Nevada cities plan votes on misdemeanor jury trials issue

October 12, 2019 GMT

LAS VEGAS (AP) — Two southern Nevada cities are considering adopting laws to sidestep a requirement to provide jury trials in misdemeanor domestic abuse cases where gun ownership rights could be affected.

The proposed ordinances due for votes in coming days in Henderson and North Las Vegas virtually mirror a proposed measure in Las Vegas, the Las Vegas Review-Journal reported. They would create a misdemeanor domestic violence offense that doesn’t require defendants who are found guilty to give up their guns.

“Given the status of existing law, the intent and purpose of introducing this ordinance is to continue to provide justice to and protect victims of domestic violence while ensuring that defendants continue to receive their due process,” North Las Vegas City Attorney Micaela Moore said in a statement.

The moves follow a unanimous Nevada Supreme Court ruling in September that called limiting state and U.S. constitutional rights to own a gun a serious penalty that a jury should decide. The ruling came in response to a 2015 Nevada state law that bans gun ownership by people found guilty of a misdemeanor such as domestic battery.

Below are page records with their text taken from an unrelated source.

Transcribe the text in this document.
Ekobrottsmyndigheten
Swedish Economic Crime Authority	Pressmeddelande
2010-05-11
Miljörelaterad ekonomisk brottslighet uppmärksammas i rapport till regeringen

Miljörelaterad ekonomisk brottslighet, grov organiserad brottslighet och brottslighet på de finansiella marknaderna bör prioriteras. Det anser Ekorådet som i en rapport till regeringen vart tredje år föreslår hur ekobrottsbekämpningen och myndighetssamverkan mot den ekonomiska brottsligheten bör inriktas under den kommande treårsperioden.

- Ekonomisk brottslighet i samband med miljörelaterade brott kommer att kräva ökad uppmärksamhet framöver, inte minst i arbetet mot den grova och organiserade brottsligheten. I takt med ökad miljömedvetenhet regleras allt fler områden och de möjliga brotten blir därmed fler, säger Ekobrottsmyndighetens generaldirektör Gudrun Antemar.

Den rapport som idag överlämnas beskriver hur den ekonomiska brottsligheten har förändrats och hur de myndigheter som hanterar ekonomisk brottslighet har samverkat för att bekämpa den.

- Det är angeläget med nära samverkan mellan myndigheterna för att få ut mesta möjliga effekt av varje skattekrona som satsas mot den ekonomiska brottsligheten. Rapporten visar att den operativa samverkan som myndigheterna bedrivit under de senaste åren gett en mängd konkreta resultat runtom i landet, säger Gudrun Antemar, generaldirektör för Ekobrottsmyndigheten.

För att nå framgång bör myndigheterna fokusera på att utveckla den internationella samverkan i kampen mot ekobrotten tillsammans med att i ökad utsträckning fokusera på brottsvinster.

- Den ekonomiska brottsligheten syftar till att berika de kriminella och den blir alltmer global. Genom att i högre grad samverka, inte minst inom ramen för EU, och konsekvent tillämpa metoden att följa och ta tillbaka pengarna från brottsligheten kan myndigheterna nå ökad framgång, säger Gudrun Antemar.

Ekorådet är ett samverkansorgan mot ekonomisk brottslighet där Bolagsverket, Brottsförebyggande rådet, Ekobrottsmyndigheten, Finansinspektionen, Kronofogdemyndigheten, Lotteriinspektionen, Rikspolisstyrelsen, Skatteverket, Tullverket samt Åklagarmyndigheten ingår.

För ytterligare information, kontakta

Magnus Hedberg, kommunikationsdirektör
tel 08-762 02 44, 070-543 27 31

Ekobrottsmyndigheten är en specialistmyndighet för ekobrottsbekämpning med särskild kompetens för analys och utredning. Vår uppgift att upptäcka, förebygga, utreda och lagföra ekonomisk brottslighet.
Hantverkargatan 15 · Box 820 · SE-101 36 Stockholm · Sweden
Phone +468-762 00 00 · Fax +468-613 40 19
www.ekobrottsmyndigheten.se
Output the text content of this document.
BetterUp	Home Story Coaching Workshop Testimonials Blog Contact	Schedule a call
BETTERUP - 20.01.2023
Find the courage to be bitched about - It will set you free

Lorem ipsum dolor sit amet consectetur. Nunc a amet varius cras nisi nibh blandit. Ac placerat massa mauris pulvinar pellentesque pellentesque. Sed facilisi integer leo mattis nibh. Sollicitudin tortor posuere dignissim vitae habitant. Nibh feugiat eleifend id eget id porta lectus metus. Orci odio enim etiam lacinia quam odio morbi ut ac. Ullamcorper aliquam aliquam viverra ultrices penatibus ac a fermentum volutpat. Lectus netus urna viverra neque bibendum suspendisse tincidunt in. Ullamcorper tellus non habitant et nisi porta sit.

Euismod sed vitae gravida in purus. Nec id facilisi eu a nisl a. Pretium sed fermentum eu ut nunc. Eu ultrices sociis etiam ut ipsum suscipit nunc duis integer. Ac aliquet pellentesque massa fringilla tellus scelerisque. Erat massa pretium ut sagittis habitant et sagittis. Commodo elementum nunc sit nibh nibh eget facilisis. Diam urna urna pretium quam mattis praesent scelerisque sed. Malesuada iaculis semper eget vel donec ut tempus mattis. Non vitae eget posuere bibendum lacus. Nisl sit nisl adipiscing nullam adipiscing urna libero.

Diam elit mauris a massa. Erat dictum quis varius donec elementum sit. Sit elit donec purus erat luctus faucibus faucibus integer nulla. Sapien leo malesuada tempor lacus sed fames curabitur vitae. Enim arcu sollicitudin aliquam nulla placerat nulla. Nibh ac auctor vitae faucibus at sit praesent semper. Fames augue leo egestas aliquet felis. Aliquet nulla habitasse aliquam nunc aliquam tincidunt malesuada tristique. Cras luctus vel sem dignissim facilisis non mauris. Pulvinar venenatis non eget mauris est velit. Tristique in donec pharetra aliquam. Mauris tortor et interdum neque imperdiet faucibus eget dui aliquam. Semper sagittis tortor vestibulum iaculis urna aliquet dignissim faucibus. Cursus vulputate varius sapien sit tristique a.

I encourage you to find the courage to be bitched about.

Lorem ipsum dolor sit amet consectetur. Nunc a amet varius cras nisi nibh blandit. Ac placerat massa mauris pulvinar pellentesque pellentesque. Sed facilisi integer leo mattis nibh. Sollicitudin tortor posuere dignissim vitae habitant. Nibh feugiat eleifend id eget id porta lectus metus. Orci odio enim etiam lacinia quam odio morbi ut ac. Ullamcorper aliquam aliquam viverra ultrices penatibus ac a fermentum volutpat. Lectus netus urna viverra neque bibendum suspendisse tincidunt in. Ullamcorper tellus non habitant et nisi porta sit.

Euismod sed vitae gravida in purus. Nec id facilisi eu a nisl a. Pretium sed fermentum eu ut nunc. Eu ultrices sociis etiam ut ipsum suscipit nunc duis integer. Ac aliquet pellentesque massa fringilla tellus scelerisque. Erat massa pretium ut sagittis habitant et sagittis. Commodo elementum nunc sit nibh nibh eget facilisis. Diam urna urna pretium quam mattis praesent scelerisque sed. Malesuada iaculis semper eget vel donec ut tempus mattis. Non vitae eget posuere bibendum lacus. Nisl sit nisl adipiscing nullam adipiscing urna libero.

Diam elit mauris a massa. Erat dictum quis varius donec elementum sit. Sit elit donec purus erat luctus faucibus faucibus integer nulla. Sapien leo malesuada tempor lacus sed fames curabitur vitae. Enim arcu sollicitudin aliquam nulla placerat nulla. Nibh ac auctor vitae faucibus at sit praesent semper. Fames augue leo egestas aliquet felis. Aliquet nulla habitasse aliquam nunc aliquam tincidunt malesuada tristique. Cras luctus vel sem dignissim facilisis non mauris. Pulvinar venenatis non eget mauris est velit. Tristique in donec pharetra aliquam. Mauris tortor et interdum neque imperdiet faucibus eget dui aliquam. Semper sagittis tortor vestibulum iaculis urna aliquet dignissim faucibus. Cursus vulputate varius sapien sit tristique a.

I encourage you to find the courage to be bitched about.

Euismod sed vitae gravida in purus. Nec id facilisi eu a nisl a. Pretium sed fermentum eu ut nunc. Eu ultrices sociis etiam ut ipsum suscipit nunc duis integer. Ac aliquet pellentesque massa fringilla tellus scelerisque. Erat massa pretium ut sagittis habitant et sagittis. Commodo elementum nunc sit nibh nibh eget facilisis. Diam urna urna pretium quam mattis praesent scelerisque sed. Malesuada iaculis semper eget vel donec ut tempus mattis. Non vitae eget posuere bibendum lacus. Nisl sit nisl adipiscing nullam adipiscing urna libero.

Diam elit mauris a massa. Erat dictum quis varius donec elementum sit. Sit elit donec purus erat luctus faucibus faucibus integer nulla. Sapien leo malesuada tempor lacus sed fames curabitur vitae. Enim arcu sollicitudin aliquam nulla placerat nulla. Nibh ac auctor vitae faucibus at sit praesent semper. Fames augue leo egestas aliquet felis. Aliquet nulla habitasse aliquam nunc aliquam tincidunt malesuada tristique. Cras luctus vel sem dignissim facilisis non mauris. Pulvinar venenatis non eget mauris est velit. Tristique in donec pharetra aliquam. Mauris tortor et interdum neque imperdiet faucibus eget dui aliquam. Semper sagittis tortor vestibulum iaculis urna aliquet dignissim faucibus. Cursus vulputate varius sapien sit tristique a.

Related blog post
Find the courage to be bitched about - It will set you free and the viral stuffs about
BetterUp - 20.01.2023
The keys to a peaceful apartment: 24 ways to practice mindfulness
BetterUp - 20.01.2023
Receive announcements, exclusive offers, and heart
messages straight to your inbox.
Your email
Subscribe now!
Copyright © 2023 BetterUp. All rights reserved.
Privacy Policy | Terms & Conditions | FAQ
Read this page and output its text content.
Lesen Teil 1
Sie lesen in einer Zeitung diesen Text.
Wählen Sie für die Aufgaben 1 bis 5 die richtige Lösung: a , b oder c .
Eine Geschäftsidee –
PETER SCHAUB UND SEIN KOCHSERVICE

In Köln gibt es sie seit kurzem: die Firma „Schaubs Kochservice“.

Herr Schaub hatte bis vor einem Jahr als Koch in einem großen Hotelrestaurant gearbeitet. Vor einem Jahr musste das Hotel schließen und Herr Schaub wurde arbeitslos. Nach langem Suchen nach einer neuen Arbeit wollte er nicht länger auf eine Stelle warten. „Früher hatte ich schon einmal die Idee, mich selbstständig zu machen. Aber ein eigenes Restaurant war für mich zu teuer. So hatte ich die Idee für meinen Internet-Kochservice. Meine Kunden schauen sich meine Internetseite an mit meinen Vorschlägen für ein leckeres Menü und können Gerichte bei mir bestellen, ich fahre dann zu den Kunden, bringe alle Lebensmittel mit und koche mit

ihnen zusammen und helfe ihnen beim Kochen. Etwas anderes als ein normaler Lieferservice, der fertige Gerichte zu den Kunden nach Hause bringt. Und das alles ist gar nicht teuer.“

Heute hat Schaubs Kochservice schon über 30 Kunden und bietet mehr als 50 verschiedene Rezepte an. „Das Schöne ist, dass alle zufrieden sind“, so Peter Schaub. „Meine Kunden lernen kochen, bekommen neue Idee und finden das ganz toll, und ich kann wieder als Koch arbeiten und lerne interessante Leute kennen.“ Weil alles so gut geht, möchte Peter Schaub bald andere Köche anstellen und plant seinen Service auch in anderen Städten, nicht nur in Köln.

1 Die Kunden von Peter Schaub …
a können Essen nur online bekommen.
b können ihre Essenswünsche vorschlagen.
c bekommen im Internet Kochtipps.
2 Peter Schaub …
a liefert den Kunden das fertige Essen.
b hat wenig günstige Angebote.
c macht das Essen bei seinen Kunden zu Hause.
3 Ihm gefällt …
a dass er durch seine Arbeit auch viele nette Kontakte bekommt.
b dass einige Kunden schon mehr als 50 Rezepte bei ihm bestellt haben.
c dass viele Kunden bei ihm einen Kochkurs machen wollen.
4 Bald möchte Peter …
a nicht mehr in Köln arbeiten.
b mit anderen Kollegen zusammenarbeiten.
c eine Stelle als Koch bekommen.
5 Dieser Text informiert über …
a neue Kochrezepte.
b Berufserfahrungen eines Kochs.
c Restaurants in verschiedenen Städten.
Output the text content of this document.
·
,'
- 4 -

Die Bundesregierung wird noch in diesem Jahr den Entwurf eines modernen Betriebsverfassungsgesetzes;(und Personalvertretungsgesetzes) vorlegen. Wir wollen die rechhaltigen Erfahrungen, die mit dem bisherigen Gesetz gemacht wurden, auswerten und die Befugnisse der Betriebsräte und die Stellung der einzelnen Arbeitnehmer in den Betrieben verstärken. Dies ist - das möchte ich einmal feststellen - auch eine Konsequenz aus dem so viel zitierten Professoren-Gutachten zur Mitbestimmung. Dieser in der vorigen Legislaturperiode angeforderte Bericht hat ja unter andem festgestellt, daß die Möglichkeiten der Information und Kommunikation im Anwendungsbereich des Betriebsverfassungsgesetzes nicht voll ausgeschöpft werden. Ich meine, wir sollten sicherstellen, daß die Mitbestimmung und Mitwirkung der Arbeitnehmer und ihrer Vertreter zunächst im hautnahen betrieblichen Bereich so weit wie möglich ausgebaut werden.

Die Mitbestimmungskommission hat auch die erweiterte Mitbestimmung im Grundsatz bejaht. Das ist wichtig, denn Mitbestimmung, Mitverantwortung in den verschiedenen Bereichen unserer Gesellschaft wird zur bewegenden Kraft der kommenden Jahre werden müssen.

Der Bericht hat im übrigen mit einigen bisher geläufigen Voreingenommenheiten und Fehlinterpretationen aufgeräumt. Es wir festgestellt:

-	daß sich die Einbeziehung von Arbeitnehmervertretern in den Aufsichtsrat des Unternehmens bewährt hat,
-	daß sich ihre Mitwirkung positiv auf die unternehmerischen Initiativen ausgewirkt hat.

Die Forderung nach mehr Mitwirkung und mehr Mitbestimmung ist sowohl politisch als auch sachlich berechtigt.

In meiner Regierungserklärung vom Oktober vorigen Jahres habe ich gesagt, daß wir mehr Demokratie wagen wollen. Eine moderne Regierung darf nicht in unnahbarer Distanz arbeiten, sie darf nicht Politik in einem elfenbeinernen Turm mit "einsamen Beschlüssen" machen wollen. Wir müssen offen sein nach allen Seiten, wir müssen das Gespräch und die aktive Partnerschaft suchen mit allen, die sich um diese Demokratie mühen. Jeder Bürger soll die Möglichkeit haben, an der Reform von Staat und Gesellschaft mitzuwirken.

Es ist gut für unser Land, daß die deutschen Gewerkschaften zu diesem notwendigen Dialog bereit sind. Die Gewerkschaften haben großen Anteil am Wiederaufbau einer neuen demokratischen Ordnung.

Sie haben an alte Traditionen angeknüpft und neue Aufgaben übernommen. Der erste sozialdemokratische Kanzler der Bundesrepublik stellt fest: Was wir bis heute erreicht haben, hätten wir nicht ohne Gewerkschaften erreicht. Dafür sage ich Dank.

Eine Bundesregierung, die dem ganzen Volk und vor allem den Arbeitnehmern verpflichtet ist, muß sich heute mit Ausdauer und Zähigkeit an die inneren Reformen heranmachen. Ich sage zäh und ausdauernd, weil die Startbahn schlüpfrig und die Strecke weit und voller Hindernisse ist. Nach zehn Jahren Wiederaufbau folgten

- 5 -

The decision led local officials to predict a steep increase in costs in a state where officials tallied more than 30,000 domestic violence arrests in 2017. More than 21,000 of those cases were in and around Las Vegas.

North Las Vegas has filed nearly 1,000 domestic violence cases since September 2018, according to city data.

Officials in Henderson said that city filed about 1,100 domestic violence cases last year but is unable to handle the jury trials.

“I think that our options are limited right now,” Marc Schifalacqua, a Henderson city prosecutor, told the Review-Journal. He said it might be years before the city can take on jury trials for all domestic violence cases.

Julie Proctor, executive director of the S.A.F.E. House domestic violence shelter, said delays due to a trial-setting backlog could be dangerous for domestic violence victims because the people accused of abusing them would be able to keep their guns. The delays also could influence victims’ decisions whether to testify, she said.

John Watkins, an attorney who worked on the case heard by the state Supreme Court, told the newspaper that cities shouldn’t approve ordinances that conflict with laws the Legislature has passed.

Schifalacqua said lawmakers should make clear rules and provide funds for jury trials in municipal courts. He said Henderson is still prosecuting domestic violence cases under state law, unlike Las Vegas and North Las Vegas. For defendants who plead not guilty and request a trial, he plans to amend criminal complaints to charge them under the new ordinance if it is approved.